As for intelligent design explaining “Change in allele frequencies throughout generations within a population” it does not seek to do that. ID is just trying to show the weakness in the evolution theory, not trying to explain away its underlying hypotheses.
Going to a intro to bio class to prove the scientific validity of evolution is nothing but a rhetorical tautology
[quote]PRCalDude wrote:
Why do we have logic - specifically, the laws of logic - and where does it come from?[/quote]
Logic is built into language – in the most general sense. The Greek root logikos pertains to reason used within speech.
The descriptive function of language using the verb to be makes a truth claim about some object – for example, that apple is red. We can then string multiple complex truth claims together to make an argument and we then use logic to judge whether those claims contradict each other. If they do not then the argument is sound. Logic is inextricably tied to the use of language. As soon as we are able to use language to make a description we have a concept of truth which then requires a logic to understand.
Says Kant in the Critique of Pure Reason, logic abstracts “from all empirical conditions under which we exercise our understanding, e.g. from the influences of senses, the play of imagination, the laws of memory, the force of habit, inclination, etc., and therefore also from the source of prejudice, and indeed from all causes that may give rise, or may seem to give rise, to this or that knowledge.”
Kant has plenty more to say about logic if you are interested in the subject.
You definitely did not say there was NO evidence.[/quote]
That’s because there are deductive arguments on behalf of God made by some, but I don’t give them much merit personally - and it is irrelevant to my point.
This is just my opinion, but ever since hearing about Intelligent Design, I’ve always kinda looked at it as simply another method by which the religious could continue to hold on to their flock. The “rules” have changed so many times over the centuries that it’s not even the same thing it was when it started.
As it’s already been mentioned, there is no end to these sort of discussions/arguments.
The theory of evolution causes so much controversy in the religious fundamentalist circles because it strikes at the very heart of their beliefs, that mankind was created by god. To believe otherwise is a challenge to their entire faith system.
If god didn’t interact with man at his creation, than perhaps he didn’t interact with man at all. Intelligent Design is an attempt to reconcile those opposing views of science and religion.
Intelligent design is not a theory, it is an idea or at best a hypothesis. Intelligence design is ultimately not testable and not adaptable because at the root of the argument you run into “GOD”.
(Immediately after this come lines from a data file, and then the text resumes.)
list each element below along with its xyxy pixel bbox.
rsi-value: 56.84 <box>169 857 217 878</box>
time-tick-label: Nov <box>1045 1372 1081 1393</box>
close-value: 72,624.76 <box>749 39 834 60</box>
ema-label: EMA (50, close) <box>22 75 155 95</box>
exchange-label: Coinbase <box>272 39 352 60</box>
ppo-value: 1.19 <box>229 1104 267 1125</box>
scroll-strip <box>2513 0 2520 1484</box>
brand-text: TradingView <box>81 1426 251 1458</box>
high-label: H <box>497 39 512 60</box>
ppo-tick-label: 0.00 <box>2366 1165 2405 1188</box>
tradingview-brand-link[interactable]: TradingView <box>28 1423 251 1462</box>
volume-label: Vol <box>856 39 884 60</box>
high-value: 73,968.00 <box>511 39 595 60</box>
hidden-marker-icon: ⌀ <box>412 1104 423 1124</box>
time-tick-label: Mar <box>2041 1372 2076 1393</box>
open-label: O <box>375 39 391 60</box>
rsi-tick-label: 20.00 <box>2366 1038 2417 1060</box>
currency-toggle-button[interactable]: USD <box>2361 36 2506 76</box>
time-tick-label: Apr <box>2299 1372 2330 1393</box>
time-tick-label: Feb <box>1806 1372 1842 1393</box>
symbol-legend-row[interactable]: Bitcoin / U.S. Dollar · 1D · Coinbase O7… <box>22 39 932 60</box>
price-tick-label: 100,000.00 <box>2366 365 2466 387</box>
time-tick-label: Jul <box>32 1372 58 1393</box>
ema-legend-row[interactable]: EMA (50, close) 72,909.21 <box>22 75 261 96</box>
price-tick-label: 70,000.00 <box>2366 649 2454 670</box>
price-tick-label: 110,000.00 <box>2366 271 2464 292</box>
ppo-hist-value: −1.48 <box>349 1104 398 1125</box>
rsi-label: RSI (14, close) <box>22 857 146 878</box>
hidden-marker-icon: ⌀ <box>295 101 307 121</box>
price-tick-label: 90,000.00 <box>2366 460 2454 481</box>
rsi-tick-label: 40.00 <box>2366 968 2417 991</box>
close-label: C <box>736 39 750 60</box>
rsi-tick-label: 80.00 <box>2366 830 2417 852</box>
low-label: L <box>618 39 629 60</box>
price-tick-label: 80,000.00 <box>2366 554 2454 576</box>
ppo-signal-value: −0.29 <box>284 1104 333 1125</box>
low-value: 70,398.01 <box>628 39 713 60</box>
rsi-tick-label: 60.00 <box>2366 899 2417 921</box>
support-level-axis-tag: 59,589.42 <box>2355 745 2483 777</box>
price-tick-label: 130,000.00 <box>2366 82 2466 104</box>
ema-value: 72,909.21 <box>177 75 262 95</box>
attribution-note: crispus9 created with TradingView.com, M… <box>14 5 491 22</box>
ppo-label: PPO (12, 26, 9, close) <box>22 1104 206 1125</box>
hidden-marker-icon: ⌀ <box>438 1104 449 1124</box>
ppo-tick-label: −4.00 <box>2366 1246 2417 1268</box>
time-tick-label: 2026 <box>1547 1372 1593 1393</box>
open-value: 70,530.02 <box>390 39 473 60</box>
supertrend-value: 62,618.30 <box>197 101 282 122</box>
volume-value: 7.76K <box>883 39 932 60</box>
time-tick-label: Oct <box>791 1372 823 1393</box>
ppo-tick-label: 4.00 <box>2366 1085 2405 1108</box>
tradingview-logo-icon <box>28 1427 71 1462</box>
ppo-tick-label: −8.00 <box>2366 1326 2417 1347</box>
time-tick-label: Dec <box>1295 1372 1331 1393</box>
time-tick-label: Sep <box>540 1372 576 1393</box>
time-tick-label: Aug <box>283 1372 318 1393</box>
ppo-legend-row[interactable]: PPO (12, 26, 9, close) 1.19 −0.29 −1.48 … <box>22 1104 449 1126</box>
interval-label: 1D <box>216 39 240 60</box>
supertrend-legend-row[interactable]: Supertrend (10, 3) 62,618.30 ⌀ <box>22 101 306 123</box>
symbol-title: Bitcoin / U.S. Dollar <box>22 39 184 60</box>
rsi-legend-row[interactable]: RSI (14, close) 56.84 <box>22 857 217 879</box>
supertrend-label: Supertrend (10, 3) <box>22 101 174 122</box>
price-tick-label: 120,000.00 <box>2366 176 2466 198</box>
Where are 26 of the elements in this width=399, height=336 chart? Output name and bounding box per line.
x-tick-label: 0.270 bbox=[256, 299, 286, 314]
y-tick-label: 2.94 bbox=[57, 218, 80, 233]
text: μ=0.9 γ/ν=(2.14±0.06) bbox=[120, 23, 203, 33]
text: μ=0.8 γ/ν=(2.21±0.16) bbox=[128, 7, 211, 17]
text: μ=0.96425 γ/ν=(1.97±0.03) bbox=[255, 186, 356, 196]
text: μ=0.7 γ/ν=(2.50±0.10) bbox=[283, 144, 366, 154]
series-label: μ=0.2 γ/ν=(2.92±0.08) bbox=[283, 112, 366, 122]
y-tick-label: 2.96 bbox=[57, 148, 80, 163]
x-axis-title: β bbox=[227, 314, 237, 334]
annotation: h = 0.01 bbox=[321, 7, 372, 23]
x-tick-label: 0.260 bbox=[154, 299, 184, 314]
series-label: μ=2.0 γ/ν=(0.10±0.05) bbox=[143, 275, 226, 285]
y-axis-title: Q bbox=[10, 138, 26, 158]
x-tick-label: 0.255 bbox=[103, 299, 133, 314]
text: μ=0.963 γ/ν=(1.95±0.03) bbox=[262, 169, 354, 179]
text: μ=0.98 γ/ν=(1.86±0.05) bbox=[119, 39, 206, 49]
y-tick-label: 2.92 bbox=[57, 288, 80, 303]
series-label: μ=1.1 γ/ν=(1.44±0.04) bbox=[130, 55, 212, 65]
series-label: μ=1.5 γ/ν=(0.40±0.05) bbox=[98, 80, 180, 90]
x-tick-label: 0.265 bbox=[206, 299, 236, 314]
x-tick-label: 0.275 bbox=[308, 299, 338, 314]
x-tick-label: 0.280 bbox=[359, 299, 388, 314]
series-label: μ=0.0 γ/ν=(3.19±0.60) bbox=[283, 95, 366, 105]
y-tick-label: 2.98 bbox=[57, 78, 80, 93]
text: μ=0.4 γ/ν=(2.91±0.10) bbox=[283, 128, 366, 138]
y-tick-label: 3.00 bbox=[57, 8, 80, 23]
GOD requires faith, faith is not measureable. The theory of evolution is a testable, measureable, adaptable theory that doesn’t claim to answer every question about the origin of man. It is simply the best explanation so far that has stood up to testing, measuring, and adapting to new findings.
Will the theory of evolution be the same in 50 years, absolutely not, new findings will create change in the theory, or create the need for a whole new theory. Intelligent design however will be the same, because of the “God” issue, it will not be able to accomodate new findings.
I just don’t personally prescribe to the idea that Intelligent Design is mutually exclusive to science.
All science is the observation of behavior of objects in a system. What created the system? All other questions are irrelevant in regards to the validity of ID. Any and every physical model is just meant to describe behavior in a system, and without the system, there is no behavior.
When it comes down to answering that fundamental question, there is no possibility to find an answer. All it comes down to is camp A saying they believe one thing, and camp B saying they believe another.